A data-driven approach to talent management is promising, but can cause just as many problems as the historic people-led model if approached in the wrong way, writes Murray Priestman
Talent management can be a very subjective activity. Actions such as judging future potential, leadership capability – identifying “talent” – invariably involve judgement calls and opinions based on experience. All too often this equates to bias, inconsistency and poor outcomes.
It is no surprise then that organisations are increasingly taking a more data-driven approach to talent management, with the promise of replacing human prejudice and unpredictability with hard facts, numbers and consistency.
A data-driven approach offers huge potential, but it too is far from perfect, and if embraced unthinkingly then this can cause just as many problems as the historic people-led model. Here are six of the challenges we most commonly see with data-driven approaches to talent management:
1. Dirty and inconsistent data
Data-driven analysis is only as good as the data you are analysing when it comes to talent management. Many organisations struggle to get one robust set of numbers for their financial accounts, so is it any wonder that talent data is often flaky at best? There is plenty of research demonstrating that performance ratings vary significantly depending on the rater, and these are based on evidence of performance. Ratings for future potential and succession readiness are even less reliable.

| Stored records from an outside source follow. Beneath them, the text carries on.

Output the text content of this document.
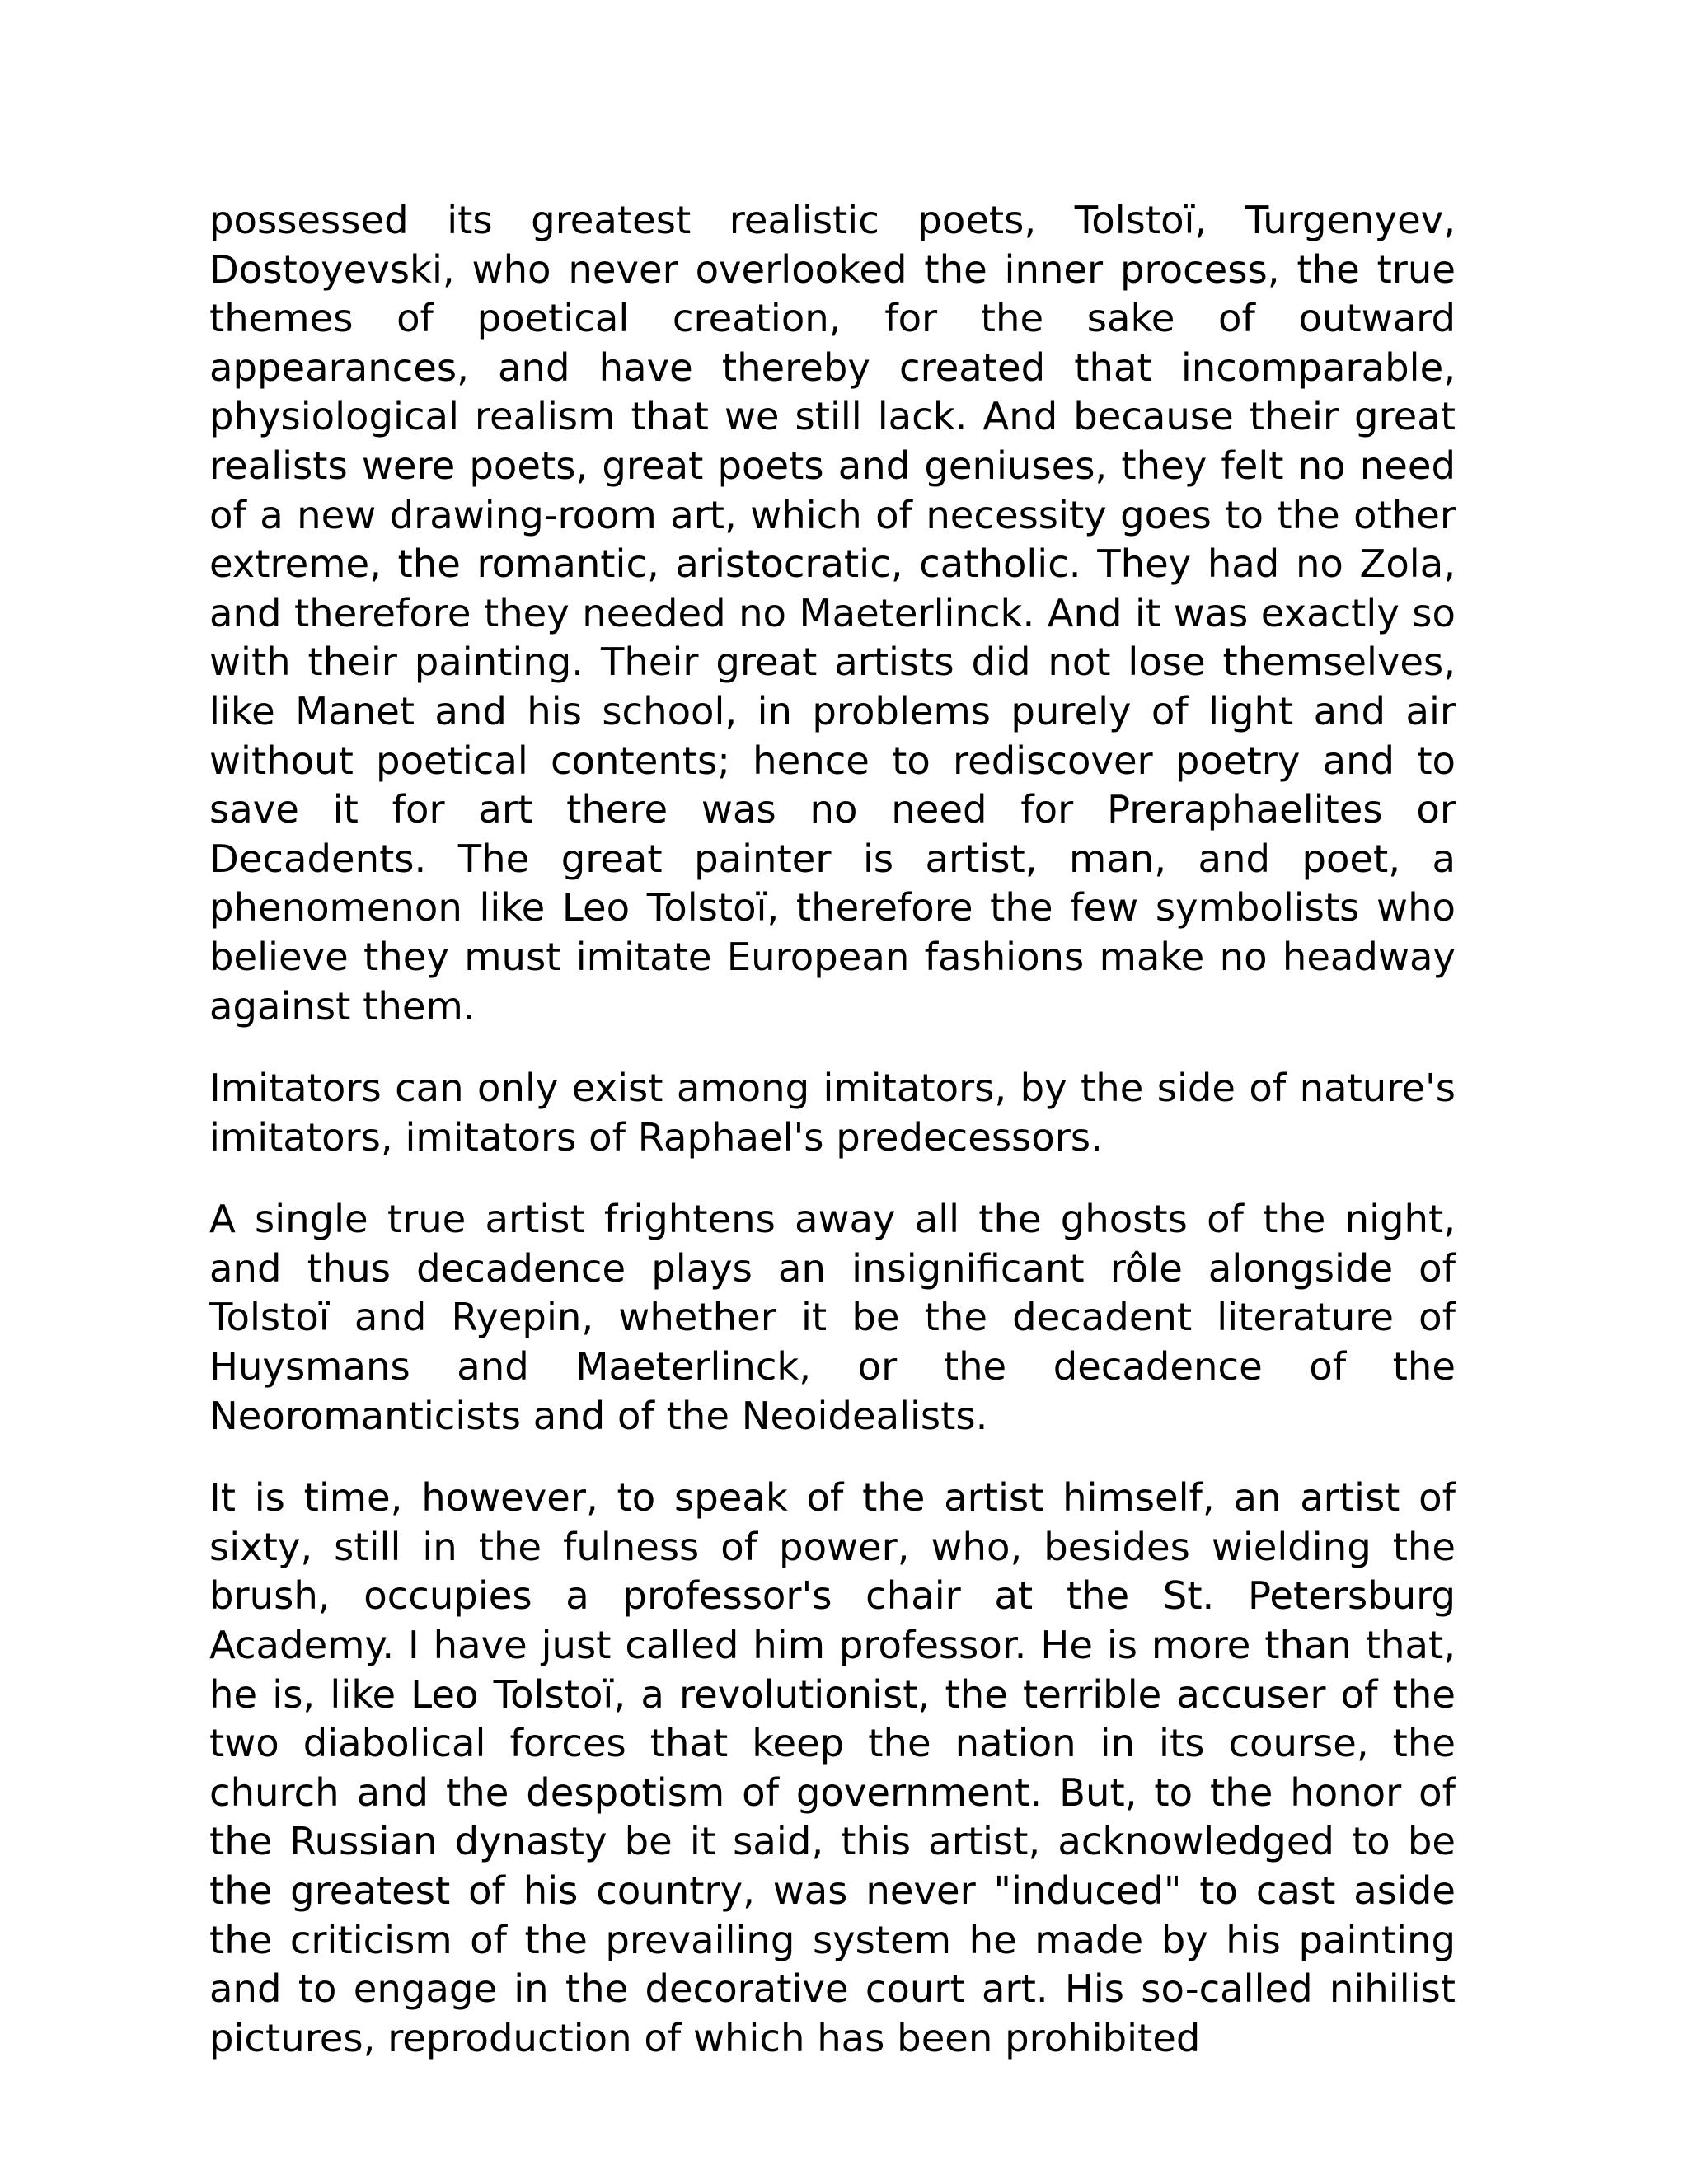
possessed its greatest realistic poets, Tolstoï, Turgenyev, Dostoyevski, who never overlooked the inner process, the true themes of poetical creation, for the sake of outward appearances, and have thereby created that incomparable, physiological realism that we still lack. And because their great realists were poets, great poets and geniuses, they felt no need of a new drawing-room art, which of necessity goes to the other extreme, the romantic, aristocratic, catholic. They had no Zola, and therefore they needed no Maeterlinck. And it was exactly so with their painting. Their great artists did not lose themselves, like Manet and his school, in problems purely of light and air without poetical contents; hence to rediscover poetry and to save it for art there was no need for Preraphaelites or Decadents. The great painter is artist, man, and poet, a phenomenon like Leo Tolstoï, therefore the few symbolists who believe they must imitate European fashions make no headway against them.

Imitators can only exist among imitators, by the side of nature's imitators, imitators of Raphael's predecessors.

A single true artist frightens away all the ghosts of the night, and thus decadence plays an insignificant rôle alongside of Tolstoï and Ryepin, whether it be the decadent literature of Huysmans and Maeterlinck, or the decadence of the Neoromanticists and of the Neoidealists.

It is time, however, to speak of the artist himself, an artist of sixty, still in the fulness of power, who, besides wielding the brush, occupies a professor's chair at the St. Petersburg Academy. I have just called him professor. He is more than that, he is, like Leo Tolstoï, a revolutionist, the terrible accuser of the two diabolical forces that keep the nation in its course, the church and the despotism of government. But, to the honor of the Russian dynasty be it said, this artist, acknowledged to be the greatest of his country, was never "induced" to cast aside the criticism of the prevailing system he made by his painting and to engage in the decorative court art. His so-called nihilist pictures, reproduction of which has been prohibited
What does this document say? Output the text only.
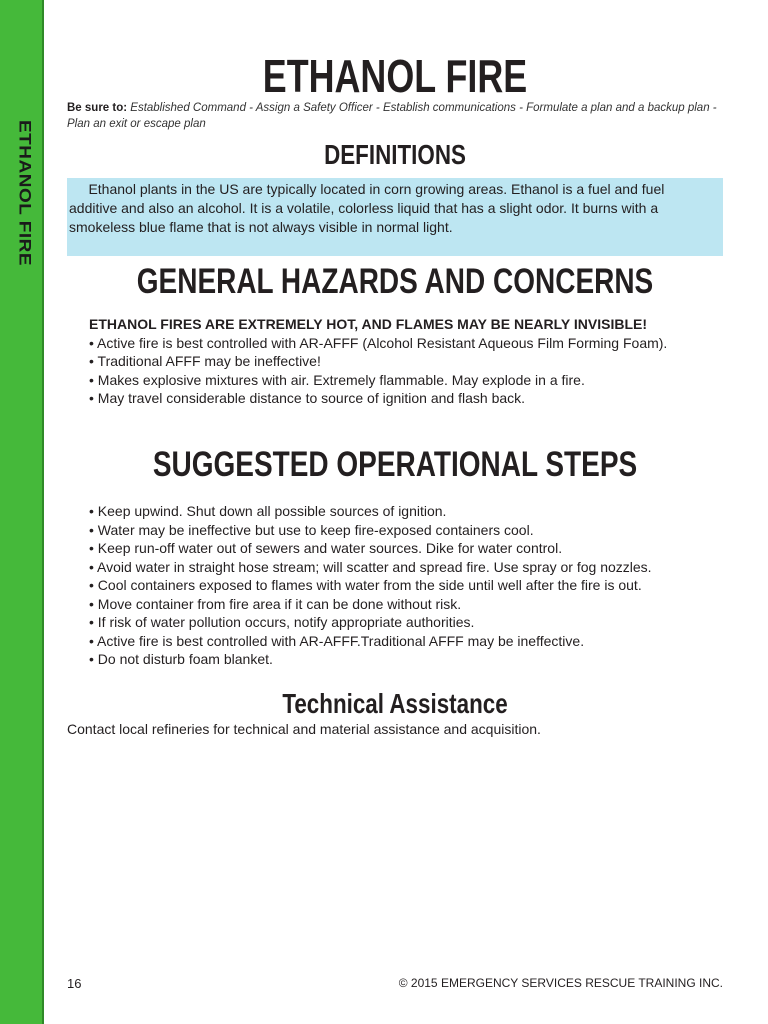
ETHANOL FIRE
ETHANOL FIRE
Be sure to: Established Command - Assign a Safety Officer - Establish communications - Formulate a plan and a backup plan - Plan an exit or escape plan
DEFINITIONS
Ethanol plants in the US are typically located in corn growing areas. Ethanol is a fuel and fuel
additive and also an alcohol. It is a volatile, colorless liquid that has a slight odor. It burns with a
smokeless blue flame that is not always visible in normal light.
GENERAL HAZARDS AND CONCERNS
ETHANOL FIRES ARE EXTREMELY HOT, AND FLAMES MAY BE NEARLY INVISIBLE!
• Active fire is best controlled with AR-AFFF (Alcohol Resistant Aqueous Film Forming Foam).
• Traditional AFFF may be ineffective!
• Makes explosive mixtures with air. Extremely flammable. May explode in a fire.
• May travel considerable distance to source of ignition and flash back.
SUGGESTED OPERATIONAL STEPS
• Keep upwind. Shut down all possible sources of ignition.
• Water may be ineffective but use to keep fire-exposed containers cool.
• Keep run-off water out of sewers and water sources. Dike for water control.
• Avoid water in straight hose stream; will scatter and spread fire. Use spray or fog nozzles.
• Cool containers exposed to flames with water from the side until well after the fire is out.
• Move container from fire area if it can be done without risk.
• If risk of water pollution occurs, notify appropriate authorities.
• Active fire is best controlled with AR-AFFF.Traditional AFFF may be ineffective.
• Do not disturb foam blanket.
Technical Assistance
Contact local refineries for technical and material assistance and acquisition.
16	© 2015 EMERGENCY SERVICES RESCUE TRAINING INC.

A fund manager we worked with used performance ratings as a key data point, only to discover a huge problem; they used a five-point scale and classified all staff with a “2” rating as underperforming for the purpose of their analysis – only to find that a significant proportion of managers were using this as a “needs development” rating for staff new in role. Most numbers come from people in the talent management process, with all the inconsistency that brings.
“Many organisations struggle to get one robust set of numbers for their financial accounts, so is it any wonder that talent data is often flaky at best?”
2. Getting distracted by irrelevant insights
Employee engagement is higher on Mondays. Sentiment analysis shows that 7 per cent of high potential staff feel “disappointed” after lunch. High performers take less time off sick. These are all data-driven insights from recent clients – but what actions do they drive? What should managers do to reduce disappointment levels, or should they even care? Insights are not really insightful if they don’t lead to actions to change the outcome.
While a purist would advocate tracking all talent management data and seeing what unexpected trends and correlations emerge, this is often not practical given time and resource constraints. It’s important to focus on talent management data that can inform action and drive better business outcomes, not simply generate interesting charts and chin-stroking.
3. Analysis paralysis
Too much talent management data, particularly – ironically – data that is useful and insightful can cause just as many problems as too little. Leaders who are used to having reams of talent data to inform their decisions can end up suffering from over-dependence on it. This can in turn lead to analysis paralysis, where managers just ask for one more data point, another table, or a graph showing the data in a slightly different way. This creates inertia as decisions are deferred and managers look for the comfort blanket of another data point before making a decision.
This is often a tendency in industries or functions used to working with numbers. Investment analysts, bankers, actuaries can all be tempted to look for more data points, looking to extend their functional belief in the primacy of numbers into the talent arena.
4. Confusing correlation and causation
Managers who spot a strong correlation between talent data and other metrics can often get excited, seeing this as vindication for a data-driven approach to talent management: if attendance on a leadership program correlates with future promotion then this proves the effectiveness of the program, right? Not for the client who found that managers were nominating higher performers to attend the program in the first place.
“Remember that there’s a near-perfect correlation between cheese consumption and being killed by your bedsheets”
And just because we found a link between completion of all onboarding activity and higher engagement, it doesn’t mean we could prove to our client that the onboarding program caused the engagement. A correlation between two data points is a great starting point for more analysis, but it doesn’t mean anything without causation. After all, remember that there’s a near-perfect correlation between cheese consumption and being killed by your bedsheets.
5. Overconfidence in the data
The underlying promise of taking a more data-driven approach to talent management is that numbers are more reliable than people: the data don’t lie. By swapping opinions for numbers we can remove the human error and bias from the process.
We’ve already discussed the problems with getting clean and consistent data above, but even if the organisation can solve for that, we are still talking about talent data –and “talent” means people. Messy, complicated human beings with emotions, values, attitudes, all of which change and impact on behaviour and performance.
Psychometric assessments are a prime example. Psychometrics can provide valuable insights, and they are more reliable than most other forms of selection, but they are still a long way off being perfectly predictive. All too often the use of numbers and talk of concepts such as predictive validity coefficients can lull people into thinking they are dealing with facts rather than educated guesswork.
6. A lack of ownership
If the numbers are more reliable than the people, then whose fault is it when the wrong decision is made? It’s not my fault the new promote embezzled a million; the predictive algorithm said he was a future CEO in the making.
It’s not such a big step from using the data to inform your decisions to absolving yourself of all decisions in favour of letting the data decide. This is shaping up to be a far bigger societal issue – if an autonomous car kills a pedestrian whose fault is that? – but for now organisations need to remember that, no matter how good the data when it comes to talent management, it’s the people that they pay to make the decisions, and they need to be held accountable.